Saturday, June 27, 2009

blurring the lines

Excerpts from a thoughtful and useful piece on Michael Jackson by Michael Medved at TownHall.com...

Medved's opening is an interesting historical footnote of which I was not aware:

Oscar Levant, a famous pianist and media star of the 1930s and ’40s, battled for decades against mental illness, surviving several painful hospitalizations. He once declared: “There is a fine line between insanity and genius. I have erased that line.”

And then, to MM's thesis about MJ:

The late Michael Jackson erased the same line—and blurred many other distinctions in the course of his extraordinary career.

In an unprecedented way, he obliterated the dividing line between black and white in terms of personal identity and mass appeal....
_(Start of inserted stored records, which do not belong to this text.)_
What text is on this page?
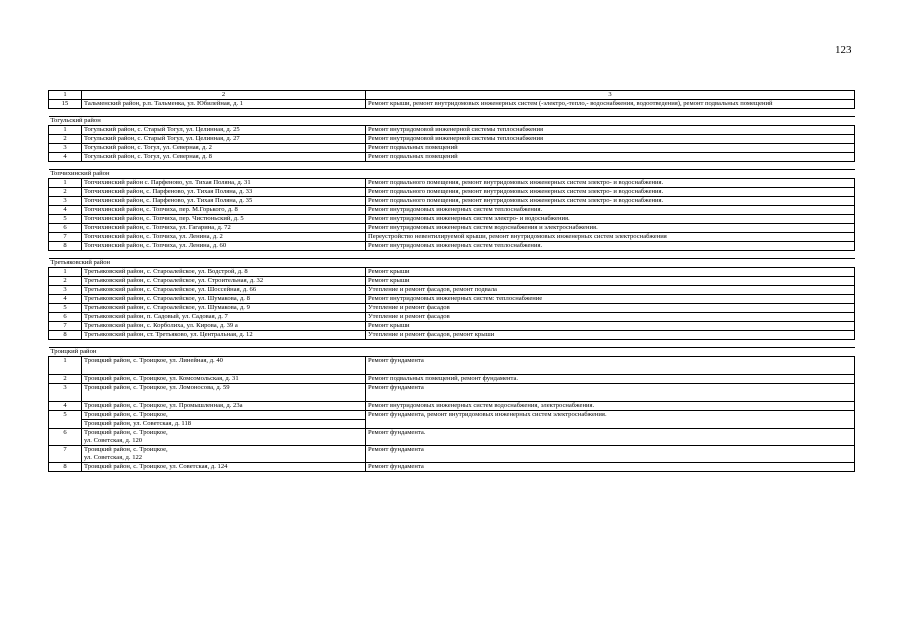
123
1	2	3
15	Тальменский район, р.п. Тальменка, ул. Юбилейная, д. 1	Ремонт крыши, ремонт внутридомовых инженерных систем (-электро,-тепло,- водоснабжения, водоотведения), ремонт подвальных помещений

Тогульский район		
1	Тогульский район, с. Старый Тогул, ул. Целинная, д. 25	Ремонт внутридомовой инженерной системы теплоснабжения
2	Тогульский район, с. Старый Тогул, ул. Целинная, д. 27	Ремонт внутридомовой инженерной системы теплоснабжения
3	Тогульский район, с. Тогул, ул. Северная, д. 2	Ремонт подвальных помещений
4	Тогульский район, с. Тогул, ул. Северная, д. 8	Ремонт подвальных помещений

Топчихинский район		
1	Топчихинский район с. Парфеново, ул. Тихая Поляна, д. 31	Ремонт подвального помещения, ремонт внутридомовых инженерных систем электро- и водоснабжения.
2	Топчихинский район, с. Парфеново, ул. Тихая Поляна, д. 33	Ремонт подвального помещения, ремонт внутридомовых инженерных систем электро- и водоснабжения.
3	Топчихинский район, с. Парфеново, ул. Тихая Поляна, д. 35	Ремонт подвального помещения, ремонт внутридомовых инженерных систем электро- и водоснабжения.
4	Топчихинский район, с. Топчиха, пер. М.Горького, д. 8	Ремонт внутридомовых инженерных систем теплоснабжения.
5	Топчихинский район, с. Топчиха, пер. Чистюньский, д. 5	Ремонт внутридомовых инженерных систем электро- и водоснабжения.
6	Топчихинский район, с. Топчиха, ул. Гагарина, д. 72	Ремонт внутридомовых инженерных систем водоснабжения и электроснабжения.
7	Топчихинский район, с. Топчиха, ул. Ленина, д. 2	Переустройство невентилируемой крыши, ремонт внутридомовых инженерных систем электроснабжения
8	Топчихинский район, с. Топчиха, ул. Ленина, д. 60	Ремонт внутридомовых инженерных систем теплоснабжения.

Третьяковский район		
1	Третьяковский район, с. Староалейское, ул. Водстрой, д. 8	Ремонт крыши
2	Третьяковский район, с. Староалейское, ул. Строительная, д. 32	Ремонт крыши
3	Третьяковский район, с. Староалейское, ул. Шоссейная, д. 66	Утепление и ремонт фасадов, ремонт подвала
4	Третьяковский район, с. Староалейское, ул. Шумакова, д. 8	Ремонт внутридомовых инженерных систем: теплоснабжение
5	Третьяковский район, с. Староалейское, ул. Шумакова, д. 9	Утепление и ремонт фасадов
6	Третьяковский район, п. Садовый, ул. Садовая, д. 7	Утепление и ремонт фасадов
7	Третьяковский район, с. Корболиха, ул. Кирова, д. 39 а	Ремонт крыши
8	Третьяковский район, ст. Третьяково, ул. Центральная, д. 12	Утепление и ремонт фасадов, ремонт крыши

Троицкий район		
1	Троицкий район, с. Троицкое, ул. Линейная, д. 40	Ремонт фундамента
2	Троицкий район, с. Троицкое, ул. Комсомольская, д. 31	Ремонт подвальных помещений, ремонт фундамента.
3	Троицкий район, с. Троицкое, ул. Ломоносова, д. 59	Ремонт фундамента
4	Троицкий район, с. Троицкое, ул. Промышленная, д. 23а	Ремонт внутридомовых инженерных систем водоснабжения, электроснабжения.
5	Троицкий район, с. Троицкое,
Троицкий район, ул. Советская, д. 118	Ремонт фундамента, ремонт внутридомовых инженерных систем электроснабжения.
6	Троицкий район, с. Троицкое,
ул. Советская, д. 120	Ремонт фундамента.
7	Троицкий район, с. Троицкое,
ул. Советская, д. 122	Ремонт фундамента
8	Троицкий район, с. Троицкое, ул. Советская, д. 124	Ремонт фундамента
He also blurred the distinction between male and female, straight and gay. His public appearances blended macho hip thrusts and crotch-grabbing with a soprano singing voice and mincing, effeminate speech in interviews. His sinuous athleticism struck the whole world as undeniably sexy, but it involved a polymorphous sexuality untethered to any known gender.
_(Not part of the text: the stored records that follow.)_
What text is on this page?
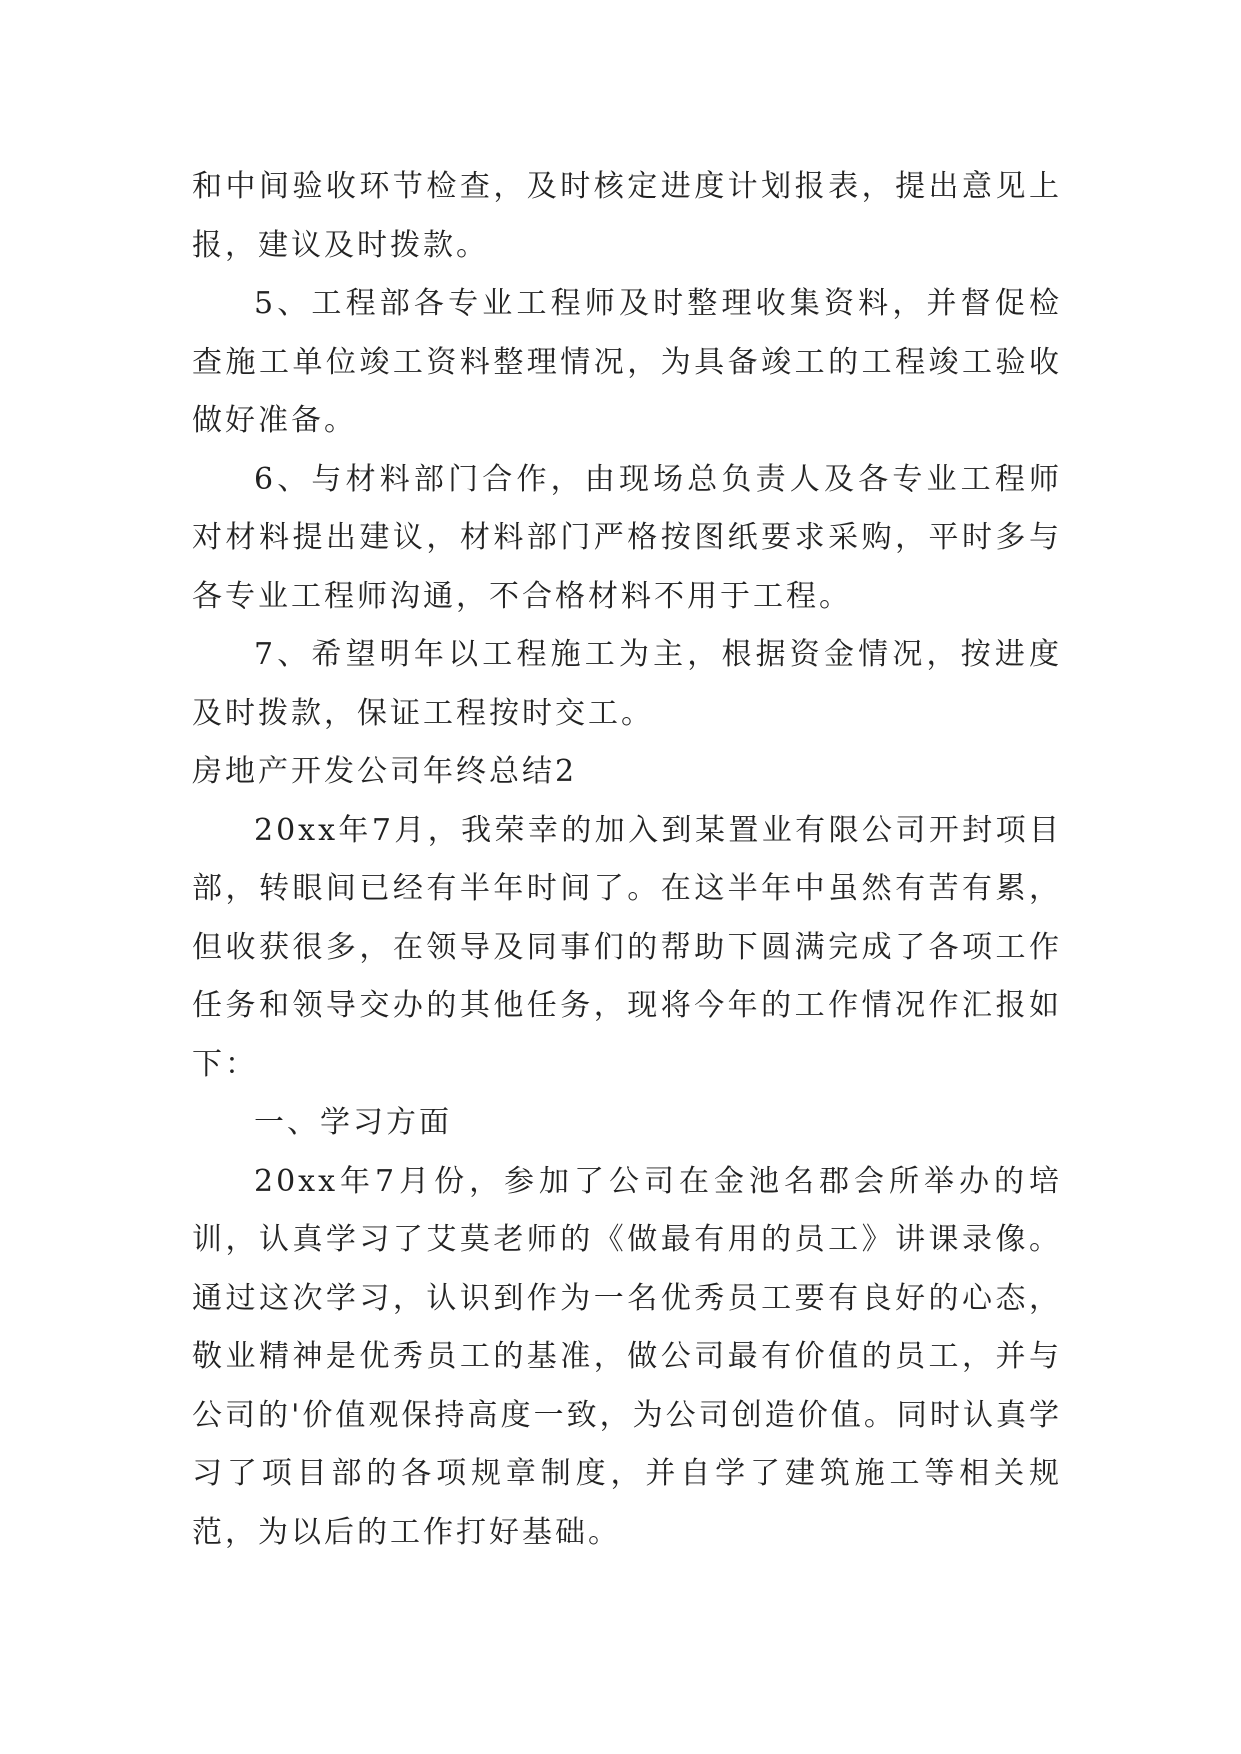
和中间验收环节检查，及时核定进度计划报表，提出意见上报，建议及时拨款。

5、工程部各专业工程师及时整理收集资料，并督促检查施工单位竣工资料整理情况，为具备竣工的工程竣工验收做好准备。

6、与材料部门合作，由现场总负责人及各专业工程师对材料提出建议，材料部门严格按图纸要求采购，平时多与各专业工程师沟通，不合格材料不用于工程。

7、希望明年以工程施工为主，根据资金情况，按进度及时拨款，保证工程按时交工。

房地产开发公司年终总结2

20xx年7月，我荣幸的加入到某置业有限公司开封项目部，转眼间已经有半年时间了。在这半年中虽然有苦有累，但收获很多，在领导及同事们的帮助下圆满完成了各项工作任务和领导交办的其他任务，现将今年的工作情况作汇报如下：

一、学习方面

20xx年7月份，参加了公司在金池名郡会所举办的培训，认真学习了艾莫老师的《做最有用的员工》讲课录像。通过这次学习，认识到作为一名优秀员工要有良好的心态，敬业精神是优秀员工的基准，做公司最有价值的员工，并与公司的'价值观保持高度一致，为公司创造价值。同时认真学习了项目部的各项规章制度，并自学了建筑施工等相关规范，为以后的工作打好基础。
Finally, and most poignantly, he shattered distinctions between adult and child, trying desperately to hold onto the image of boyish innocence, of prepubescent playfulness, long after he had entered middle age....the allegations of child molestation represented the dark side of all of MJ’s blurred distinctions...his fixation with children may have connected with the normal childhood he never had...

Then, a provocative parallel from MM-- of MJ to "Citizen Kane"/Randolph Hearst (!)-- followed by a more obvious parallel to Elvis. And then MM's punchline:

...the premature and startling death of The King of Pop will function to turn a mostly pathetic story into a truly tragic one—another distinction that the great performer has posthumously blurred.